Production Trade-offs and Agent Integration

Aspect	Ollama	vLLM
Cold Start	Instant (baked model)	Slower (GCS mount)
Model Updates	Rebuild/deploy	GCS overwrite
Use Case	Dev/POC	Prod (concurrency)
Concurrency	Basic	Dynamic batching

Optimize: Use authenticated invokes; scale max-instances >1; monitor costs (GPUs aren't free). Integrate as agent "brain": ADK routes tools/reasoning to your Cloud Run endpoint.

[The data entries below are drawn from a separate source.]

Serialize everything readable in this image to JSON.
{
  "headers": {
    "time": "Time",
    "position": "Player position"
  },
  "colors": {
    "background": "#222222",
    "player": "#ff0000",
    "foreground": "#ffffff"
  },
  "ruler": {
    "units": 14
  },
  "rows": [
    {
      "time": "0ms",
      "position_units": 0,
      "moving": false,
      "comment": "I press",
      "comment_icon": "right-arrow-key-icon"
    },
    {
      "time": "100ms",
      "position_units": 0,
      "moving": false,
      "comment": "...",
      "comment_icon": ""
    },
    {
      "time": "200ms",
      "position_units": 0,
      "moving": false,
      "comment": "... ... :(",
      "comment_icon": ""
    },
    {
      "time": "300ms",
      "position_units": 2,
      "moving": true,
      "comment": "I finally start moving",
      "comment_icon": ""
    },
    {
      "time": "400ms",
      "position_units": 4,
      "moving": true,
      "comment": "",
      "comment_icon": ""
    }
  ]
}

"The model you're choosing really like can determine the upper bound, the capability of your agentic system." — Annie Wang

Exercise: Extend to boss fight in Agentverse—deploy agent vs. agent via A2A.

Key Takeaways

Self-host Gemma 4 on Cloud Run L4 GPUs for predictable costs and privacy in agent systems.
Use Ollama for fast dev deploys: Bake model in Dockerfile, CI/CD via Cloud Build YAML.
Prefer vLLM for prod: Mount GCS via FUSE, update models without rebuilds.
Always setup IAM on default service account; enable APIs only incur costs on use.
Configure Cloud Run: 4 CPU/16Gi RAM/GPU=1/concurrency=4; scale-to-zero with min=1 for labs.
Test with curl to /api/generate (Ollama) or /v1/chat/completions (vLLM).
Warm GCS FUSE cache; monitor builds in console (15-20 min).
Integrate via ADK LiteLLM wrapper for any model as agent brain.